Amusing Ourselves to Death: Public Discourse in the Age of Show Business by Neil Postman.
I highly recommend the book. The second half of the book is so great that's it's my most recommended book now.
But, there are some challenges before the brave readers. It would be best if you mentally prepared yourself for:
- It's pretty hard to read. Both language and sentences are sophisticated. It would help if you gave yourself time to comprehend it slowly. I was reading it only when I had a less demanding day. If you're not a native speaker, it might be better to read a translation.
- History of discussions and readership in the USA was mildly interesting, not to say boring. If you're going to stop reading because of it, then it's better to skip it. It gives you some context, but it's not required to make sense of the book's second part.
After getting through all of that, everything about TV was eye-opening for me. I'm young enough to take TV, news, and media for a given. What's worse is that many harmful properties of media are only amplified now in the era of social media.
It made me realize why watching the news every day is a waste of time. Why the same applies to most of what we're doing with our phones — scrolling, and how most of it is just amusement even if it pretends to be serious. Read it; you won't regret it.

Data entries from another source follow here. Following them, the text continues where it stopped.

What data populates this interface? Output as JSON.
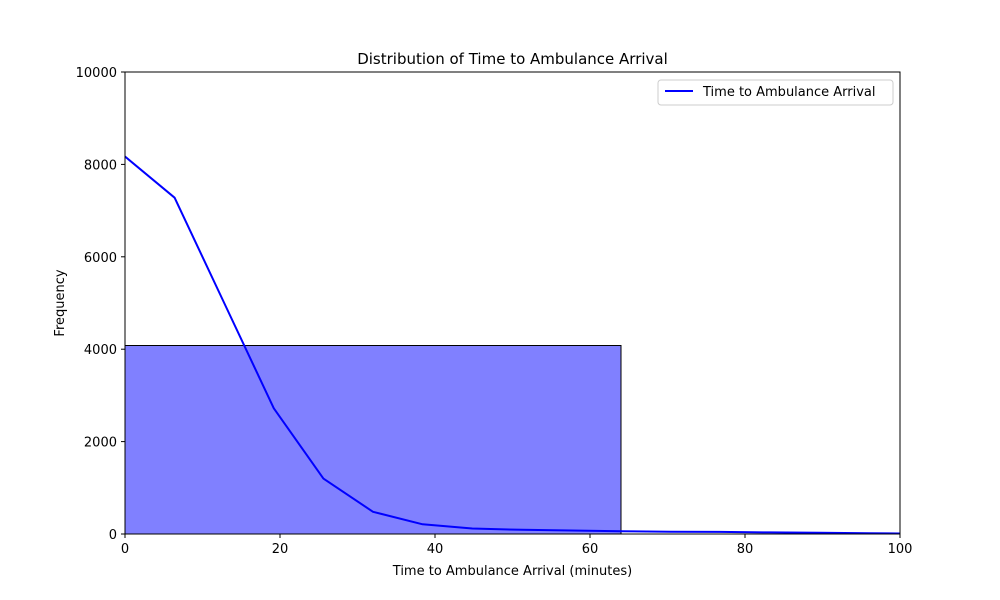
{
  "chart_data": {
    "type": "bar",
    "title": "Distribution of Time to Ambulance Arrival",
    "xlabel": "Time to Ambulance Arrival (minutes)",
    "ylabel": "Frequency",
    "xlim": [
      0,
      100
    ],
    "ylim": [
      0,
      10000
    ],
    "xticks": [
      0,
      20,
      40,
      60,
      80,
      100
    ],
    "yticks": [
      0,
      2000,
      4000,
      6000,
      8000,
      10000
    ],
    "grid": false,
    "legend_position": "top-right",
    "histogram_bins": [
      {
        "x0": 0,
        "x1": 64,
        "value": 4080
      }
    ],
    "bar_color": "#8080ff",
    "bar_edge_color": "#000000",
    "series": [
      {
        "name": "Time to Ambulance Arrival",
        "type": "line",
        "color": "#0000ff",
        "x": [
          0,
          6.4,
          12.8,
          19.2,
          25.6,
          32,
          38.4,
          44.8,
          51.2,
          57.6,
          64,
          70.4,
          76.8,
          83.2,
          89.6,
          96,
          100
        ],
        "y": [
          8170,
          7280,
          5000,
          2720,
          1200,
          480,
          210,
          120,
          90,
          75,
          60,
          50,
          45,
          35,
          25,
          15,
          10
        ]
      }
    ]
  }
}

I won't attempt to summarise the points, but to give you an idea of what you can expect, here is a small pick of my highlights.
Since we live today in just such a neighborhood (now sometimes called a "global village"), you may get a sense of what is meant by context-free information by asking yourself the following question: How often does it occur that information provided you on morning radio or television, or in the morning newspaper, causes you to alter your plans for the day, or to take some action you would not otherwise have taken, or provides insight into some problem you are required to solve? For most of us, news of the weather will sometimes have such consequences ; for investors, news of the stock market; perhaps an occasional story about a crime will do it, if by chance the crime occurred near where you live or involved someone you know. But most of our daily news is inert, consisting of information that gives us something to talk about but cannot lead to any meaningful action. This fact is the principal legacy of the telegraph: By generating an abundance of irrelevant information, it dramatically altered what may be called the "information-action ratio."
That is why even on news shows which provide us daily with fragments of tragedy and barbarism, we are urged by the newscasters to "join them tomorrow." What for? One would think that several minutes of murder and mayhem would suffice as material for a month of sleepless nights. We accept the newscasters' invitation because we know that the "news" is not to be taken seriously, that it is all in fun, so to say.
The television commercial is about products only in the sense that the story of Jonah is about the anatomy of whales, which is to say, it isn't. Which is to say further, it is about how one ought to live one's life. Moreover, commercials have the advantage of vivid visual symbols through which we may easily learn the lessons being taught. Among those lessons are that short and simple messages are preferable to long and complex ones; that drama is to be preferred over exposition; that being sold solutions is better than being confronted with questions about problems.